Matt Taibbi reports that the push for a tax holiday for profits parked in offshore tax havens is alive and well. According to Taibbi, lobbying has been intense for a bill sponsored by Texas Republican Kevin Brady (and co-sponsored by Utah Democrat Jim Matheson) called the Freedom to Invest Act. As with the “one-time” tax holiday in 2004, companies that offshored their profits would be rewarded with an effective corporate tax rate of 5.25 percent on the profits they repatriate.
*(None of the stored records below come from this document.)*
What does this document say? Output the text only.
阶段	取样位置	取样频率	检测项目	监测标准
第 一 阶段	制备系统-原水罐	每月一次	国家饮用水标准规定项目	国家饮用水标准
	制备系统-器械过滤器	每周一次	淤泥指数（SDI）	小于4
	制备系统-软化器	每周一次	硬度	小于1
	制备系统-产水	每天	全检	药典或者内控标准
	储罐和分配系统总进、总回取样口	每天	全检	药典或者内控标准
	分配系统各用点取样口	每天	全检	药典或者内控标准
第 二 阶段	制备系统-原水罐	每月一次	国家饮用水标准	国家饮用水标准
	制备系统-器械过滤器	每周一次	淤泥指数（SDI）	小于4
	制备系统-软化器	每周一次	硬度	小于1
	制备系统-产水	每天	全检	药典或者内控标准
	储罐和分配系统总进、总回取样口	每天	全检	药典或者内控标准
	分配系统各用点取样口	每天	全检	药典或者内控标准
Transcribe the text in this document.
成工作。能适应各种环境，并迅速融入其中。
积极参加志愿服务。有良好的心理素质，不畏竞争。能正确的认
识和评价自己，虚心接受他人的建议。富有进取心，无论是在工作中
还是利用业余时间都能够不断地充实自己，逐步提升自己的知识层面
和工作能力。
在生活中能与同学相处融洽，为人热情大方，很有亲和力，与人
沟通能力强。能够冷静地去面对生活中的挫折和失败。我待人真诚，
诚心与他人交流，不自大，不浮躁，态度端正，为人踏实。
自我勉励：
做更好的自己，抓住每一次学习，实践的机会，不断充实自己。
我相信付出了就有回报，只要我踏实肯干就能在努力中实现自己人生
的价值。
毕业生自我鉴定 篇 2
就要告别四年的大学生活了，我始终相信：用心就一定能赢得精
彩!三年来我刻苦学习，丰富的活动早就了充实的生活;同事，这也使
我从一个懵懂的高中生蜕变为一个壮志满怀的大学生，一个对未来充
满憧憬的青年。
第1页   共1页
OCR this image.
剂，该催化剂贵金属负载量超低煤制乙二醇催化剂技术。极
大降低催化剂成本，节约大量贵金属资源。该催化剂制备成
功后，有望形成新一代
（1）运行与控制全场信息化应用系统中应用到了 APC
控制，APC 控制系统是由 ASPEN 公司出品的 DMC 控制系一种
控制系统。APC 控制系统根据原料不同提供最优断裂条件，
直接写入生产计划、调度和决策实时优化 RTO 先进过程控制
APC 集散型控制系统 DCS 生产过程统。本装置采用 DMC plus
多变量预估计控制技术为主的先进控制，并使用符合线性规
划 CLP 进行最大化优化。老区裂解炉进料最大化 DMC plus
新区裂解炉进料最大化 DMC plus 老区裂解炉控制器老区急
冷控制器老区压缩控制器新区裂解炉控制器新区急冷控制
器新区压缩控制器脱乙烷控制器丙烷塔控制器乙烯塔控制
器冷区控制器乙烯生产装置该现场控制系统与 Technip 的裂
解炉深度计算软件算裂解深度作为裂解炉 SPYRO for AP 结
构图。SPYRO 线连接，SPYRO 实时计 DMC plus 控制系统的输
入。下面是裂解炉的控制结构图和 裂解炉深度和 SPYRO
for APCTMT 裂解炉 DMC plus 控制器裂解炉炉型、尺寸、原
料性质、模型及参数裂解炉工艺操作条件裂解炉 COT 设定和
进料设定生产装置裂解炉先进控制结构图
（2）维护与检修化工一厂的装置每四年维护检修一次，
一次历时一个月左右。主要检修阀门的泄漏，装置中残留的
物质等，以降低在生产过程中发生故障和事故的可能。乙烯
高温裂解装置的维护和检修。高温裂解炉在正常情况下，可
As I wrote in June, hundreds of companies that license intellectual property – especially IT and pharmaceutical companies – can dramatically reduce their taxes and significantly increase earnings and share price through nefarious, but legal, ploys to park profits in offshore subsidiaries. Google, for example, uses the “Double-Irish-and-Dutch-Sandwich” to transfer the rights to intellectual property developed in the US – with early research funded by US taxpayers – to a subsidiary in low-tax Bermuda. Companies continue to owe taxes to the U.S. government on these overseas earnings – technically, the taxes have only been deferred. But the taxes don’t come due until the profits are brought back to the U.S. – that is, repatriated. And companies do want to repatriate a good part of the roughly $1.43 trillion in profits they hold overseas.
The 2004 tax holiday – advertised as a one-time tax break – encouraged U.S. companies to increase the offshoring of profits earned on technologies developed in the U.S. in the hopes of just such another “one-time” break. This bad behavior should not be rewarded. The corporations would like us to think that bringing these profits home will lead to job creation. A better formula for good jobs at home is removing tax incentives to offshore these activities in the first place.